Adelina trug aber nicht das selbe freudige Grinsen. Völlig verstört und den Tränen nah, sah sie zu mir mit ausgestreckten Händen.

Ich wollte ihr ein Lächeln schenken, doch hätte es alles nur noch schwerer gemacht. Schließlich ahnte ich schon, was Antonio ihr geben wollte: ein Taschenmesser.

Seine Hände packten ihre Schultern und langsam stellte er sich hinter ihr. Nun sah auch endlich Enzo hoch, der, obwohl er es erwartet hatte, es nicht glauben konnte.

Vielleicht bildete ich es mir ein, aber ich hätte schwören können, dass er eine Entschuldigung flüsterte, die so leise war, dass sie niemand hörte.

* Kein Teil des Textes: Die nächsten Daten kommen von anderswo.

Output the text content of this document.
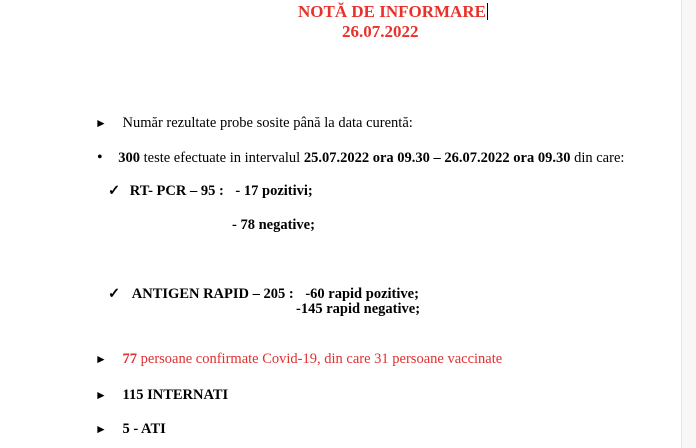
NOTĂ DE INFORMARE
26.07.2022
► Număr rezultate probe sosite până la data curentă:
• 300 teste efectuate in intervalul 25.07.2022 ora 09.30 – 26.07.2022 ora 09.30 din care:
✓ RT- PCR – 95 : - 17 pozitivi;
- 78 negative;
✓ ANTIGEN RAPID – 205 : -60 rapid pozitive;
-145 rapid negative;
► 77 persoane confirmate Covid-19, din care 31 persoane vaccinate
► 115 INTERNATI
► 5 - ATI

,,Ich will das nicht tun, Vater" Bittete Adelina ihn, doch gefiel es ihm nicht. Er schien keine Widersprüche von ihr gewohnt zu sein. Seine Finger krallten sich nur tiefer in ihr Fleisch, was sie vor Schmerzen zusammenzucken ließ.

Ich wollte schreien, sagen, dass er aufhören sollte, jedoch kam kein Ton aus meiner Kehle heraus.

Flehend sah ich zu Enzo, er sollte Antonio dazu bringen sie loszulassen, doch entgegnete er mir nur ein machtloses Schweigen, was trotzdem mehr als tausend Worte sprach.

Enzos handeln verriet mir trotzdem etwas über Antonio, was mir wohl jetzt nichts mehr nützen würde: man widersetzt sich ihn nicht, man befolgt all seine Befehle und man sei ihn niemals respektlos gegenüber.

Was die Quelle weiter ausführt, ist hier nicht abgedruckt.